Dallas Morning News (April 15)
“We’ll give President Donald Trump this: The coordinated strikes over the weekend that apparently destroyed the heart of Syria’s chemical weapons program were a serious, disciplined and appropriate response to a regime seemingly bent on using such weapons against its own people.” We now hope he’ll “now offer a clear plan for what’s next” in Syria.
Tags: Appropriate, Chemical weapons, Destroyed, Disciplined, Plan, Strikes, Syria, Trump, Weapons
The Independent (April 14)
“This is a democratic outrage. If parliament–certainly reflecting public opinion on this occasion–would not support air strikes, then British forces should not have taken part in them, no matter how compelling the arguments may seem to the prime minister. We respect the view that the use of chemical weapons should be punished, but the democratic principle must come first.”

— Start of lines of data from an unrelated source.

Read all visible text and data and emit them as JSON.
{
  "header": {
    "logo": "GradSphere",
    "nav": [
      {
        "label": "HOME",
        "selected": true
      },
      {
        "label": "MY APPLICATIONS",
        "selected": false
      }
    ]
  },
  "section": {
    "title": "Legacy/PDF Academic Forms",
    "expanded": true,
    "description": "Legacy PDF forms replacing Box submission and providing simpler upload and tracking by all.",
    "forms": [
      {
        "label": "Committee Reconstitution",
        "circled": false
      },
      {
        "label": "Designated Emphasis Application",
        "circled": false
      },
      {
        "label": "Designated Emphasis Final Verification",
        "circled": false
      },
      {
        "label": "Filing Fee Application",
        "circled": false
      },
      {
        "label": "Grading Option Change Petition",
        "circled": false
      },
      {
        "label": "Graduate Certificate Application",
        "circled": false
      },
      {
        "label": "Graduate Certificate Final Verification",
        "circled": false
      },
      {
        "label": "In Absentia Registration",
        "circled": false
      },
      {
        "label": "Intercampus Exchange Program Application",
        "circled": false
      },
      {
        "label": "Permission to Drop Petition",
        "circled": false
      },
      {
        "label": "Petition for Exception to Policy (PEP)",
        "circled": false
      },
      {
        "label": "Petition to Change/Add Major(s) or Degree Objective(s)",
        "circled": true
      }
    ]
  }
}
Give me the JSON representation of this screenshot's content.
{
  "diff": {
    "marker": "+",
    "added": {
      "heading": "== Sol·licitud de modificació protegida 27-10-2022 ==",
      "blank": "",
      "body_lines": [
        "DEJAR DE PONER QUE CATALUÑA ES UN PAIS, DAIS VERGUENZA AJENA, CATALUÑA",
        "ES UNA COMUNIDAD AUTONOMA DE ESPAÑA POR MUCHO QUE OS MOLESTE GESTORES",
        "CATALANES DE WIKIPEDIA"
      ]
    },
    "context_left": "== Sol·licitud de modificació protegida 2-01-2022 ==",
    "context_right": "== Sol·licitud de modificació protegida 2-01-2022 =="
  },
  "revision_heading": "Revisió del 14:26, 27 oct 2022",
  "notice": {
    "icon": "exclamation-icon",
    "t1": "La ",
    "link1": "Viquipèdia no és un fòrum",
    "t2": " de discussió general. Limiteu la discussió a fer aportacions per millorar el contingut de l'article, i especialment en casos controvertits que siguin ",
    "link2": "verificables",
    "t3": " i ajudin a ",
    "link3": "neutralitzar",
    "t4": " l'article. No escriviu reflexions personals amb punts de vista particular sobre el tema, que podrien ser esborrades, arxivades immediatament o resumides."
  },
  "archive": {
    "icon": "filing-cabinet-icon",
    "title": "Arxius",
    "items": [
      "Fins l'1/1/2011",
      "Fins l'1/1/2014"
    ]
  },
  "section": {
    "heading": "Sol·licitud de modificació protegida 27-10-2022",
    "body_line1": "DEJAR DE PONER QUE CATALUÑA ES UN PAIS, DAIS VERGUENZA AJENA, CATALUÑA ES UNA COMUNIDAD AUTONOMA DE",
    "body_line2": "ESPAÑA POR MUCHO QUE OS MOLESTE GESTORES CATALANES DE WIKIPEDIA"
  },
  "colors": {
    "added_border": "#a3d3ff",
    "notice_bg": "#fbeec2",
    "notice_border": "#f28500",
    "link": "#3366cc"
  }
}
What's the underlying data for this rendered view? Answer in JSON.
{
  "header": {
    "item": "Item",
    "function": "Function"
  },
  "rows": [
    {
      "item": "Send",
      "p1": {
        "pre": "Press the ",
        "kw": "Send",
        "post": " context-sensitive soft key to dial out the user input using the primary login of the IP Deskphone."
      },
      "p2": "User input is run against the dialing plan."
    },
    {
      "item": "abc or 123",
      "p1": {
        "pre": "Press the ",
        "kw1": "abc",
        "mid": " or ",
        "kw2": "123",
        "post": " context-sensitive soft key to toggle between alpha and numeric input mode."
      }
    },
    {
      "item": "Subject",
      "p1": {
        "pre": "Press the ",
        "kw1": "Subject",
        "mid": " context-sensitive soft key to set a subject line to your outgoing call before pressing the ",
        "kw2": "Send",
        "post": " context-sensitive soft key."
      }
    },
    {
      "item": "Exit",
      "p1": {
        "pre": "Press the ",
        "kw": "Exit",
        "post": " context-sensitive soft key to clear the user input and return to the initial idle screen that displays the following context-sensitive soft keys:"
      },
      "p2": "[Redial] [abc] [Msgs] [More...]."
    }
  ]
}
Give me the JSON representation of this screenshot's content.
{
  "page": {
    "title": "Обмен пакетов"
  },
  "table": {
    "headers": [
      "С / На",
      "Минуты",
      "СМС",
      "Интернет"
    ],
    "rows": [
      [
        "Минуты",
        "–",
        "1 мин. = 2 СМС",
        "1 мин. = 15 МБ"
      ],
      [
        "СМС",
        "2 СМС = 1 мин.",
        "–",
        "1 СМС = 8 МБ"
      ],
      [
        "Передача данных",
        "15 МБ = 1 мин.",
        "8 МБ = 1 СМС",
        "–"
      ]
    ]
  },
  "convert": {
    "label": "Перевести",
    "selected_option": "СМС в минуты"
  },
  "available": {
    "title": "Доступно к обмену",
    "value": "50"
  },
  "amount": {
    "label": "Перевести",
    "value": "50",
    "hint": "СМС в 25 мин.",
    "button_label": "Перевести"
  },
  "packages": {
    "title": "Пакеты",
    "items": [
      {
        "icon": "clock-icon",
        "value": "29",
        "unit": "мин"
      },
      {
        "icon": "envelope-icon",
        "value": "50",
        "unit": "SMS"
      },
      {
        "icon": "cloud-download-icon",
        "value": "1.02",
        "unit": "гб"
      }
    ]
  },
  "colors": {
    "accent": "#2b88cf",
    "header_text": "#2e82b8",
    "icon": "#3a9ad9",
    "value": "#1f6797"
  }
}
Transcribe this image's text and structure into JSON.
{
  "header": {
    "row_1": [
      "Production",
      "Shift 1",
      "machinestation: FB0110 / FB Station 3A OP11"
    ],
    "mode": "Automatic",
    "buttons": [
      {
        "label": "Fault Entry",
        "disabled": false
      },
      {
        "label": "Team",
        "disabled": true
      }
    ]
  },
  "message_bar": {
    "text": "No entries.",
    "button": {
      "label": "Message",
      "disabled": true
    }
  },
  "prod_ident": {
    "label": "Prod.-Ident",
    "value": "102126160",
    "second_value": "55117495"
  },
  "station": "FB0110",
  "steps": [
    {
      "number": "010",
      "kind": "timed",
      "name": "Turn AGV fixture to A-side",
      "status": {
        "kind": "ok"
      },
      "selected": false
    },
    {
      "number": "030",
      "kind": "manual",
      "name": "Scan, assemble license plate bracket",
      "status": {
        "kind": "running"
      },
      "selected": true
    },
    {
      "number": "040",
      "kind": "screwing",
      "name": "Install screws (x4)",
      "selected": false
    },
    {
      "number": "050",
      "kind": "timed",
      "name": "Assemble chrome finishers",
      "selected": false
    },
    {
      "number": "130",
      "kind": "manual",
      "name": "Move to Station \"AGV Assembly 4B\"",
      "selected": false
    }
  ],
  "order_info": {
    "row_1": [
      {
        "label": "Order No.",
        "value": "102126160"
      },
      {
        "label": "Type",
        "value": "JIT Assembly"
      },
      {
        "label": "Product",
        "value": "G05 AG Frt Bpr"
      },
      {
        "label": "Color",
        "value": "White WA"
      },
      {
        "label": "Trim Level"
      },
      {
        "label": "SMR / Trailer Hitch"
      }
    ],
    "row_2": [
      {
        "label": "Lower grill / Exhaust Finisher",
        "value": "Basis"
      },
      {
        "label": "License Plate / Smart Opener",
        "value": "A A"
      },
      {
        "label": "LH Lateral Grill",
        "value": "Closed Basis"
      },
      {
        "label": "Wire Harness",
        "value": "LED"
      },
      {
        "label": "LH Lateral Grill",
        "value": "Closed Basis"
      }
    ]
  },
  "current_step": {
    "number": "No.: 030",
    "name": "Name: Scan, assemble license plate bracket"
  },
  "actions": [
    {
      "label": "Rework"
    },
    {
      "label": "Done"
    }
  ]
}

Tags: Air strikes, Arguments, Chemical weapons, Compelling, Democratic, Outrage, Parliament, Public opinion, Support, UK
The Economist (April 14)
“Germany is entering a new era. It is becoming more diverse, open, informal and hip.” As the Merkel era draws to a close, “many of the country’s defining traits—its ethnic and cultural homogeneity, conformist and conservative society, and unwillingness to punch its weight in international diplomacy—are suddenly in flux.”
Tags: Conformist, Conservative, Diverse, Era, Flux, Germany, Hip, Homogeneity, Informal, Merkel, Open, Traits
Bloomberg (April 13)
A “$105 billion ‘ghost stock’ blunder” created market upheaval in Korea. An error at the South Korean brokerage Samsung Securities Co. gave employees 1,000 Samsung Securities shares each instead of 1,000 won (less than $1). “In total, the company distributed 2.83 billion shares, worth—on paper—about 112.6 trillion won. That was more than 30 times the company’s market value.” As employees sold the ghost shares, the stock price “plunged” 12% and “many retail investors got burned.”
Tags: Blunder, Brokerage, Burned, Employees, Market upheaval, Retail investors, Samsung Securities, South Korea, Stock
Wall Street Journal (April 12)
“It’s not the Trump Administration, it’s an adventure, and on Thursday there was a glint of good news on trade of all things…. President Trump directed his advisers to examine if the U.S. could negotiate its way back into the Pacific trade deal he walked away from in 2017.” Then again, this might just “another please-the-crowd attempt that will vanish like a tweet.”
Reuters (April 12)
“At New York’s Trump Tower, condo prices have lost their glitter.” It’s not just because of the recent deadly fire, it’s also “the constant presence of armed guards and Secret Service agents,” as well as the unwanted association with the President. “Since 2015, prices at Trump Tower have dropped 30 percent per square foot compared with an 8 percent fall in comparable properties on Manhattan’s Midtown East Side.”